Objective
The system developed approaches spam detection as a problem that not only requires classifying messages, but also understanding their internal structure. Rather than limiting itself to a basic textual representation, the model starts from the extraction of bigrams, i.e., pairs of consecutive words, in order to better capture the local context of language. This allows it to detect expressive patterns that are often repeated in spam messages and that would frequently be lost if only isolated words were used.
From this initial representation, the system seeks to uncover the thematic organization of the corpus. To do so, documents are projected into a more compact space using dimensionality reduction with UMAP, which preserves similarity relationships between messages in a much more manageable environment. This step is important because textual data typically exists in very sparse, high-dimensional spaces where it is difficult to directly identify useful structures.
On this reduced space, HDBSCAN is applied, a density-based clustering algorithm that allows the detection of groups of similar documents while also identifying noise or messages that do not clearly belong to any group. Unlike more rigid methods, HDBSCAN can adapt to clusters of varying density, which is especially useful in a problem such as spam detection, where not all patterns have the same frequency or consistency.

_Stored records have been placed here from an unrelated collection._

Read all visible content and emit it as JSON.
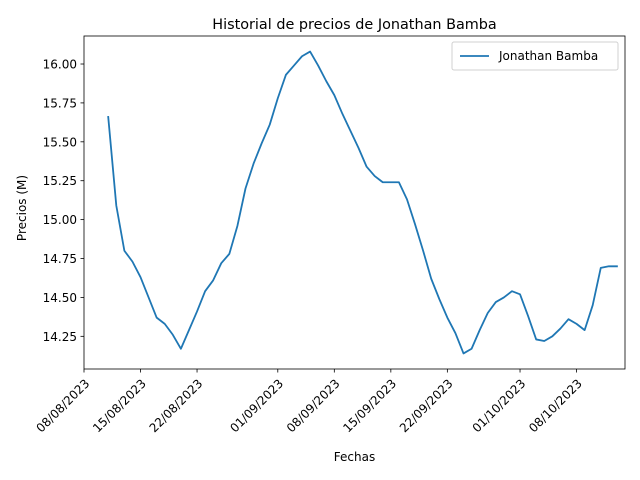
{
  "chart_data": {
    "type": "line",
    "title": "Historial de precios de Jonathan Bamba",
    "xlabel": "Fechas",
    "ylabel": "Precios (M)",
    "x_ticks": [
      "2023-08-08",
      "2023-08-15",
      "2023-08-22",
      "2023-09-01",
      "2023-09-08",
      "2023-09-15",
      "2023-09-22",
      "2023-10-01",
      "2023-10-08"
    ],
    "x_tick_labels": [
      "08/08/2023",
      "15/08/2023",
      "22/08/2023",
      "01/09/2023",
      "08/09/2023",
      "15/09/2023",
      "22/09/2023",
      "01/10/2023",
      "08/10/2023"
    ],
    "y_ticks": [
      14.25,
      14.5,
      14.75,
      15.0,
      15.25,
      15.5,
      15.75,
      16.0
    ],
    "y_tick_labels": [
      "14.25",
      "14.50",
      "14.75",
      "15.00",
      "15.25",
      "15.50",
      "15.75",
      "16.00"
    ],
    "xlim": [
      "2023-08-08",
      "2023-10-14"
    ],
    "ylim": [
      14.04,
      16.18
    ],
    "grid": false,
    "legend_position": "upper right",
    "series": [
      {
        "name": "Jonathan Bamba",
        "color": "#1f77b4",
        "x": [
          "2023-08-11",
          "2023-08-12",
          "2023-08-13",
          "2023-08-14",
          "2023-08-15",
          "2023-08-16",
          "2023-08-17",
          "2023-08-18",
          "2023-08-19",
          "2023-08-20",
          "2023-08-21",
          "2023-08-22",
          "2023-08-23",
          "2023-08-24",
          "2023-08-25",
          "2023-08-26",
          "2023-08-27",
          "2023-08-28",
          "2023-08-29",
          "2023-08-30",
          "2023-08-31",
          "2023-09-01",
          "2023-09-02",
          "2023-09-03",
          "2023-09-04",
          "2023-09-05",
          "2023-09-06",
          "2023-09-07",
          "2023-09-08",
          "2023-09-09",
          "2023-09-10",
          "2023-09-11",
          "2023-09-12",
          "2023-09-13",
          "2023-09-14",
          "2023-09-15",
          "2023-09-16",
          "2023-09-17",
          "2023-09-18",
          "2023-09-19",
          "2023-09-20",
          "2023-09-21",
          "2023-09-22",
          "2023-09-23",
          "2023-09-24",
          "2023-09-25",
          "2023-09-26",
          "2023-09-27",
          "2023-09-28",
          "2023-09-29",
          "2023-09-30",
          "2023-10-01",
          "2023-10-02",
          "2023-10-03",
          "2023-10-04",
          "2023-10-05",
          "2023-10-06",
          "2023-10-07",
          "2023-10-08",
          "2023-10-09",
          "2023-10-10",
          "2023-10-11",
          "2023-10-12",
          "2023-10-13"
        ],
        "y": [
          15.66,
          15.09,
          14.8,
          14.73,
          14.63,
          14.5,
          14.37,
          14.33,
          14.26,
          14.17,
          14.29,
          14.41,
          14.54,
          14.61,
          14.72,
          14.78,
          14.96,
          15.2,
          15.36,
          15.49,
          15.61,
          15.78,
          15.93,
          15.99,
          16.05,
          16.08,
          15.99,
          15.89,
          15.8,
          15.68,
          15.57,
          15.46,
          15.34,
          15.28,
          15.24,
          15.24,
          15.24,
          15.13,
          14.97,
          14.8,
          14.62,
          14.49,
          14.37,
          14.27,
          14.14,
          14.17,
          14.29,
          14.4,
          14.47,
          14.5,
          14.54,
          14.52,
          14.38,
          14.23,
          14.22,
          14.25,
          14.3,
          14.36,
          14.33,
          14.29,
          14.45,
          14.69,
          14.7,
          14.7
        ]
      }
    ]
  }
}
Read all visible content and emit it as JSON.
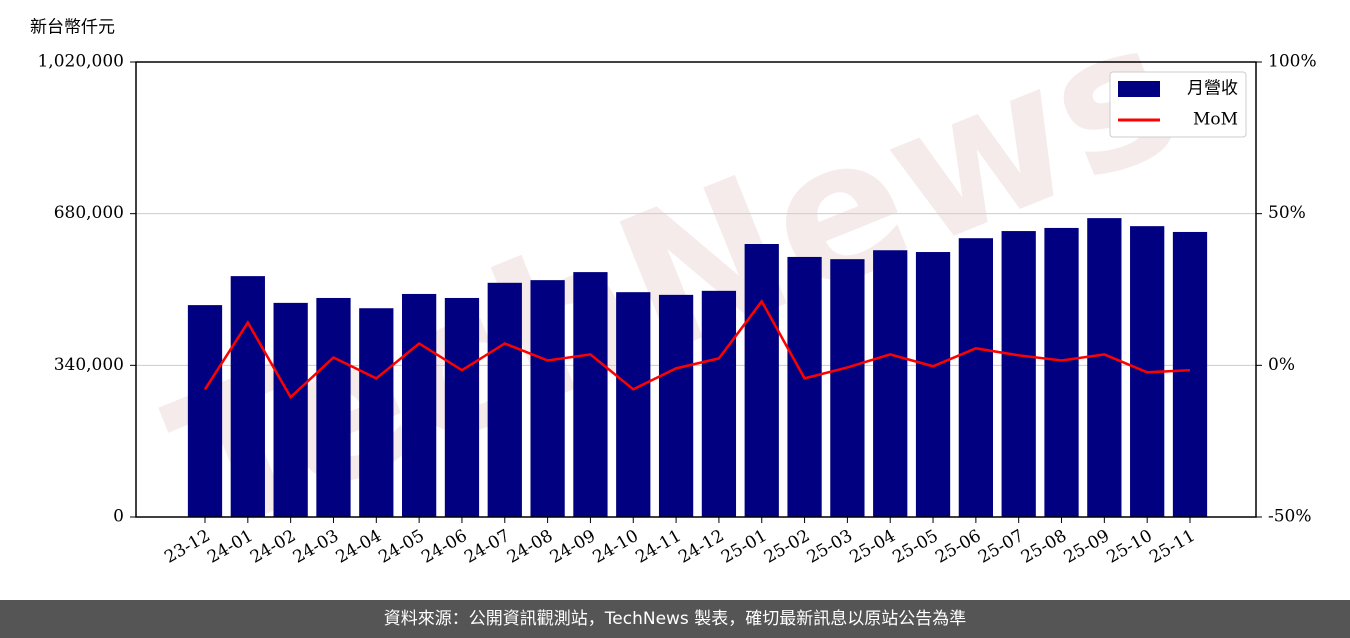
{
  "chart_data": {
    "type": "bar",
    "y_label": "新台幣仟元",
    "categories": [
      "23-12",
      "24-01",
      "24-02",
      "24-03",
      "24-04",
      "24-05",
      "24-06",
      "24-07",
      "24-08",
      "24-09",
      "24-10",
      "24-11",
      "24-12",
      "25-01",
      "25-02",
      "25-03",
      "25-04",
      "25-05",
      "25-06",
      "25-07",
      "25-08",
      "25-09",
      "25-10",
      "25-11"
    ],
    "series": [
      {
        "name": "月營收",
        "type": "bar",
        "color": "#000080",
        "axis": "y",
        "values": [
          475000,
          540000,
          480000,
          491000,
          468000,
          500000,
          491000,
          525000,
          531000,
          549000,
          504000,
          498000,
          507000,
          612000,
          583000,
          578000,
          598000,
          594000,
          625000,
          641000,
          648000,
          670000,
          652000,
          639000
        ]
      },
      {
        "name": "MoM",
        "type": "line",
        "color": "#ff0000",
        "axis": "y2",
        "values": [
          -7.9,
          14.1,
          -10.5,
          2.6,
          -4.3,
          7.2,
          -1.6,
          7.2,
          1.6,
          3.6,
          -7.9,
          -1.0,
          2.3,
          21.1,
          -4.3,
          -0.7,
          3.6,
          -0.3,
          5.6,
          3.3,
          1.6,
          3.6,
          -2.3,
          -1.6
        ]
      }
    ],
    "ylim": [
      0,
      1020000
    ],
    "yticks": [
      {
        "value": 0,
        "label": "0"
      },
      {
        "value": 340000,
        "label": "340,000"
      },
      {
        "value": 680000,
        "label": "680,000"
      },
      {
        "value": 1020000,
        "label": "1,020,000"
      }
    ],
    "y2lim": [
      -50,
      100
    ],
    "y2ticks": [
      {
        "value": -50,
        "label": "-50%"
      },
      {
        "value": 0,
        "label": "0%"
      },
      {
        "value": 50,
        "label": "50%"
      },
      {
        "value": 100,
        "label": "100%"
      }
    ],
    "grid": true,
    "legend": "upper right",
    "watermark": "TechNews"
  },
  "footer": "資料來源：公開資訊觀測站，TechNews 製表，確切最新訊息以原站公告為準"
}
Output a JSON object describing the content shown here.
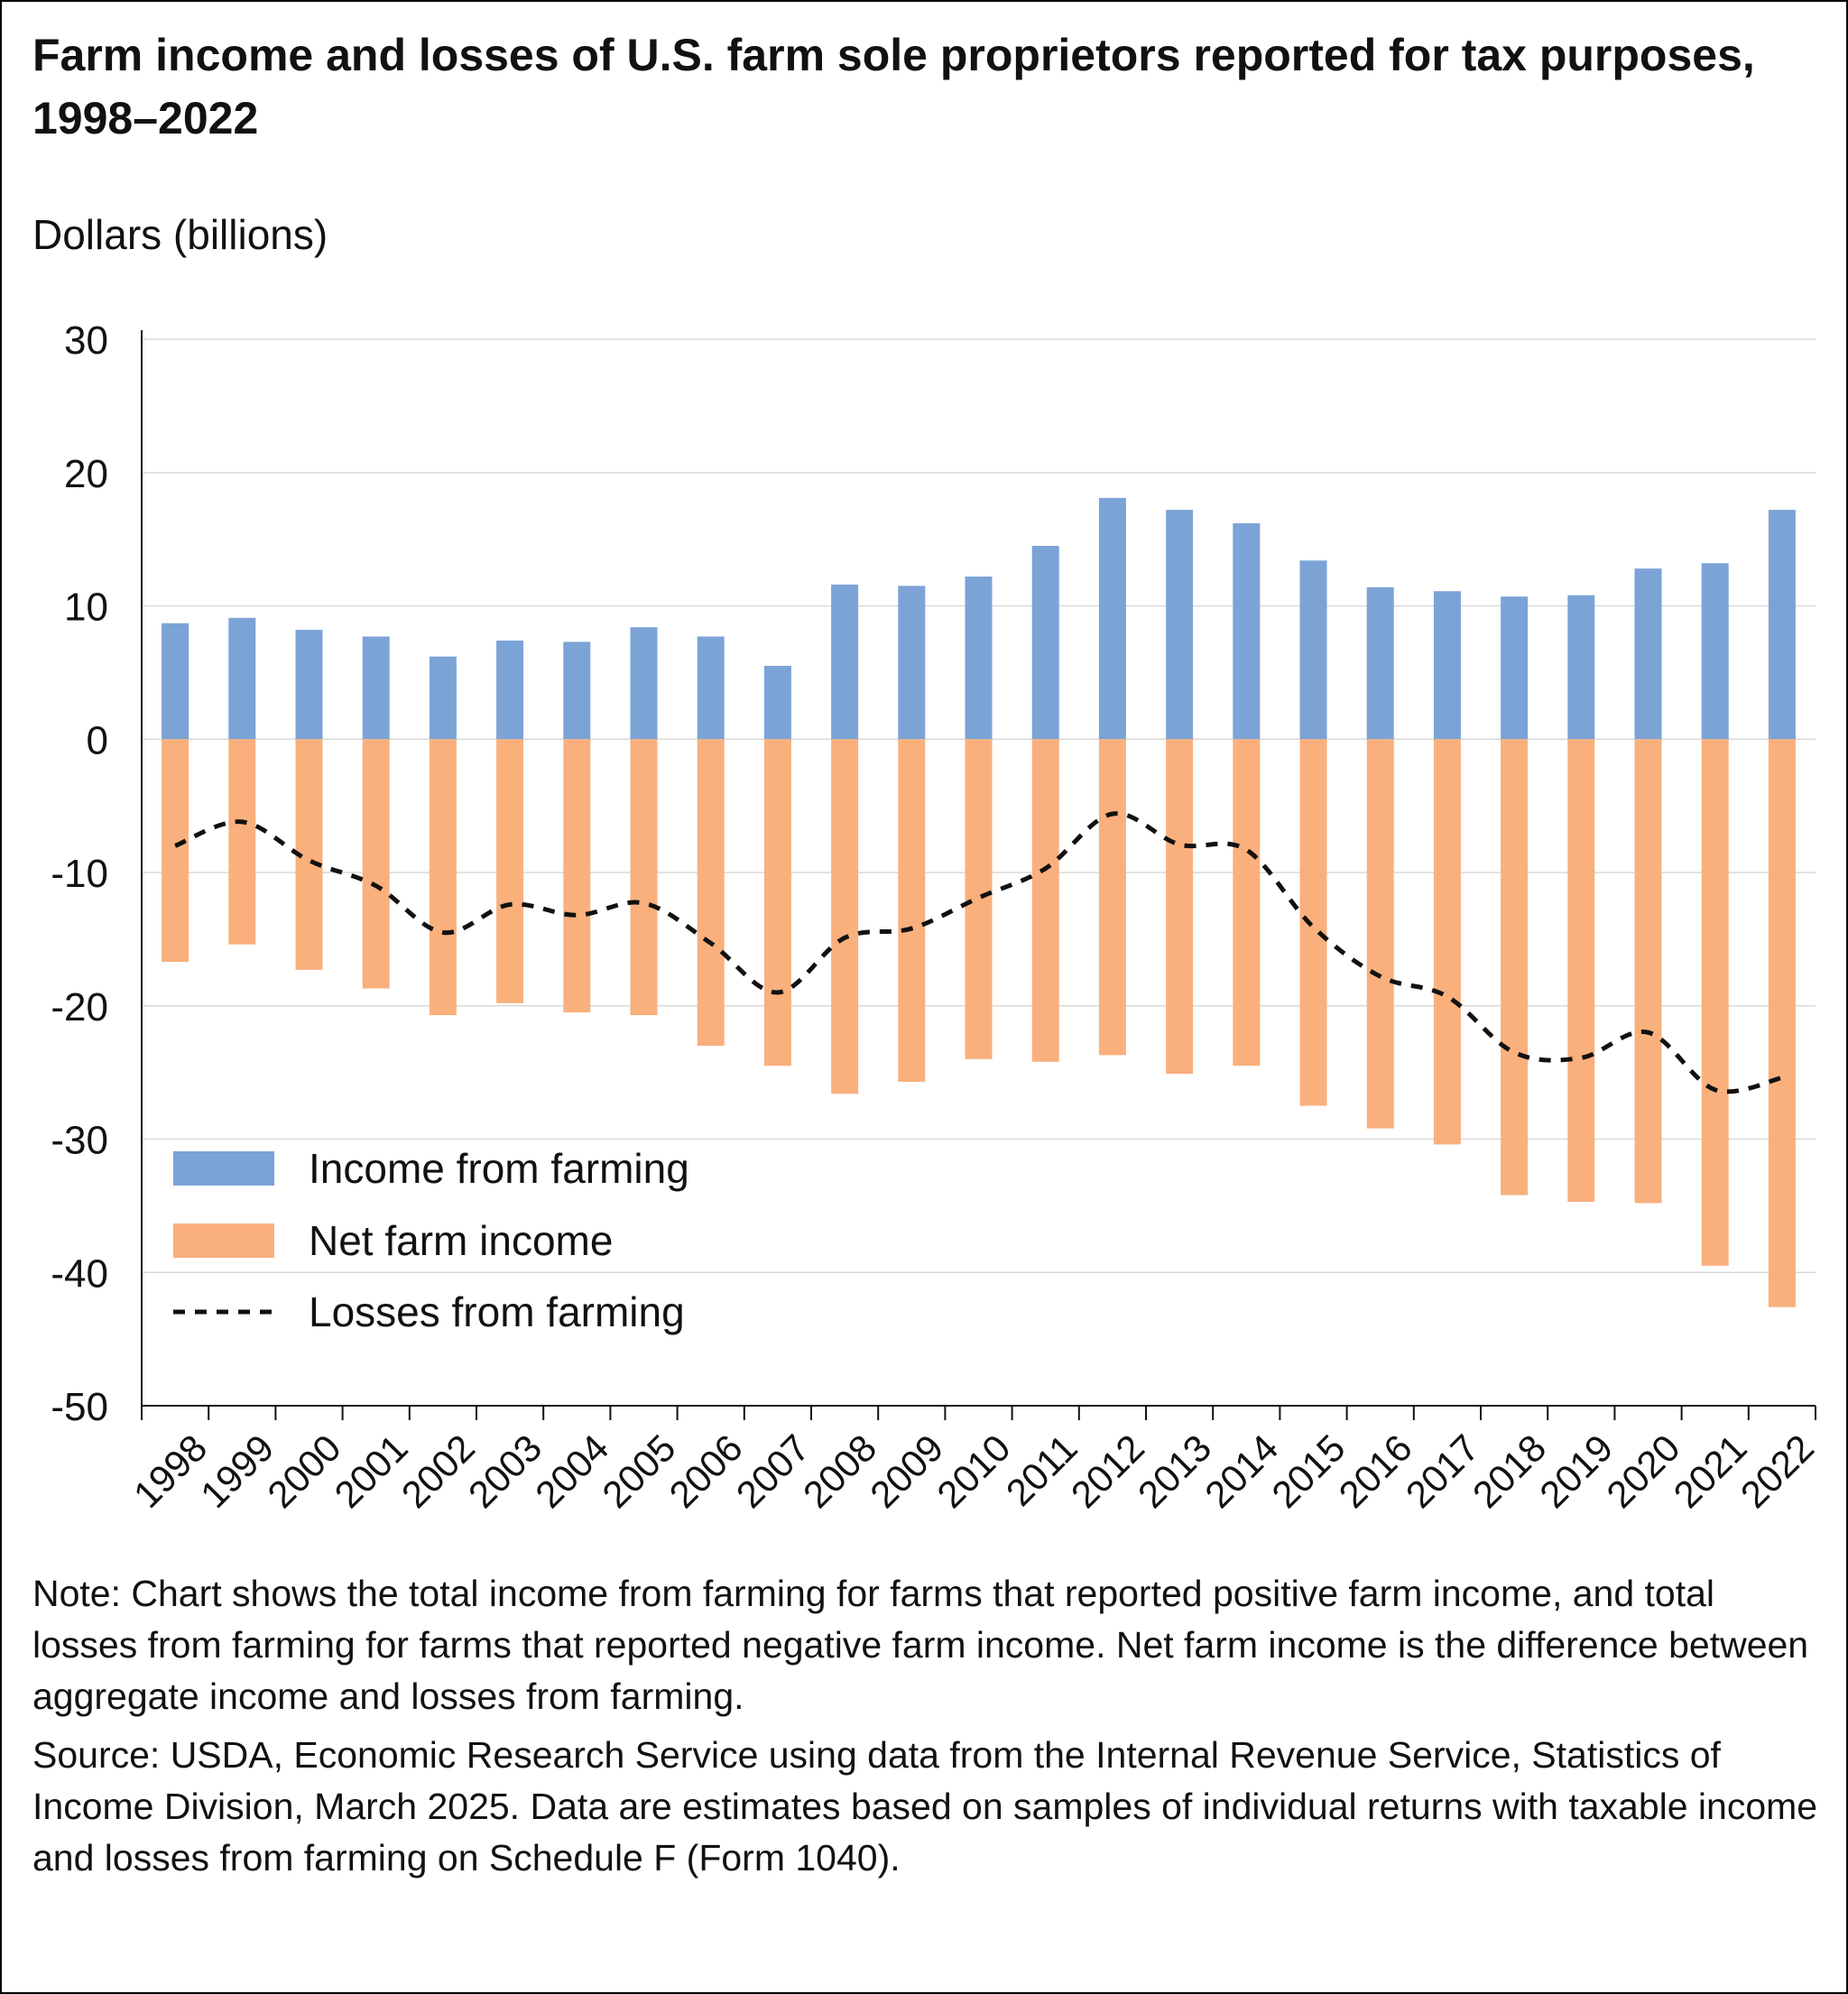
{
  "chart_data": {
    "type": "bar",
    "title": "Farm income and losses of U.S. farm sole proprietors reported for tax purposes, 1998–2022",
    "ylabel": "Dollars (billions)",
    "xlabel": "",
    "ylim": [
      -50,
      30
    ],
    "yticks": [
      30,
      20,
      10,
      0,
      -10,
      -20,
      -30,
      -40,
      -50
    ],
    "grid": true,
    "legend_position": "bottom-left",
    "categories": [
      "1998",
      "1999",
      "2000",
      "2001",
      "2002",
      "2003",
      "2004",
      "2005",
      "2006",
      "2007",
      "2008",
      "2009",
      "2010",
      "2011",
      "2012",
      "2013",
      "2014",
      "2015",
      "2016",
      "2017",
      "2018",
      "2019",
      "2020",
      "2021",
      "2022"
    ],
    "series": [
      {
        "name": "Income from farming",
        "kind": "bar",
        "color": "#7ba3d6",
        "values": [
          8.7,
          9.1,
          8.2,
          7.7,
          6.2,
          7.4,
          7.3,
          8.4,
          7.7,
          5.5,
          11.6,
          11.5,
          12.2,
          14.5,
          18.1,
          17.2,
          16.2,
          13.4,
          11.4,
          11.1,
          10.7,
          10.8,
          12.8,
          13.2,
          17.2
        ]
      },
      {
        "name": "Net farm income",
        "kind": "bar",
        "color": "#f9b07d",
        "values": [
          -16.7,
          -15.4,
          -17.3,
          -18.7,
          -20.7,
          -19.8,
          -20.5,
          -20.7,
          -23.0,
          -24.5,
          -26.6,
          -25.7,
          -24.0,
          -24.2,
          -23.7,
          -25.1,
          -24.5,
          -27.5,
          -29.2,
          -30.4,
          -34.2,
          -34.7,
          -34.8,
          -39.5,
          -42.6
        ]
      },
      {
        "name": "Losses from farming",
        "kind": "line",
        "style": "dashed",
        "color": "#111111",
        "values": [
          -8.0,
          -6.2,
          -9.1,
          -11.0,
          -14.5,
          -12.4,
          -13.2,
          -12.3,
          -15.3,
          -19.0,
          -14.9,
          -14.2,
          -11.9,
          -9.7,
          -5.6,
          -7.9,
          -8.3,
          -14.1,
          -17.8,
          -19.3,
          -23.5,
          -23.9,
          -22.0,
          -26.3,
          -25.4
        ]
      }
    ]
  },
  "notes": {
    "note": "Note: Chart shows the total income from farming for farms that reported positive farm income, and total losses from farming for farms that reported negative farm income. Net farm income is the difference between aggregate income and losses from farming.",
    "source": "Source: USDA, Economic Research Service using data from the Internal Revenue Service, Statistics of Income Division, March 2025. Data are estimates based on samples of individual returns with taxable income and losses from farming on Schedule F (Form 1040)."
  }
}
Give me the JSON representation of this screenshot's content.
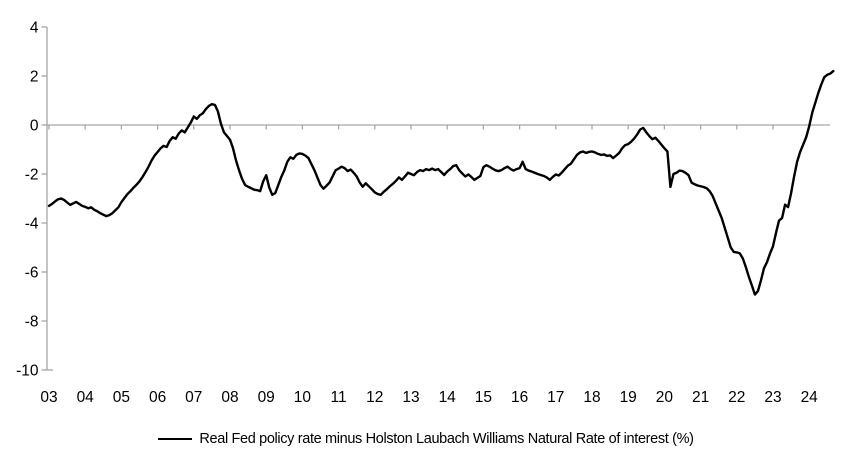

Once the clusters are obtained, the system constructs cluster prototypes that act as representative summaries of each group. These prototypes make it possible to interpret what semantically characterizes each set of messages and serve as a reference for describing the thematic structure discovered in the corpus. From there, each document is no longer represented solely by its original bigrams, but also by its relationship with the detected topics or clusters, thereby generating a layer of document-level and topic-level embeddings that significantly enrich the representation of each message.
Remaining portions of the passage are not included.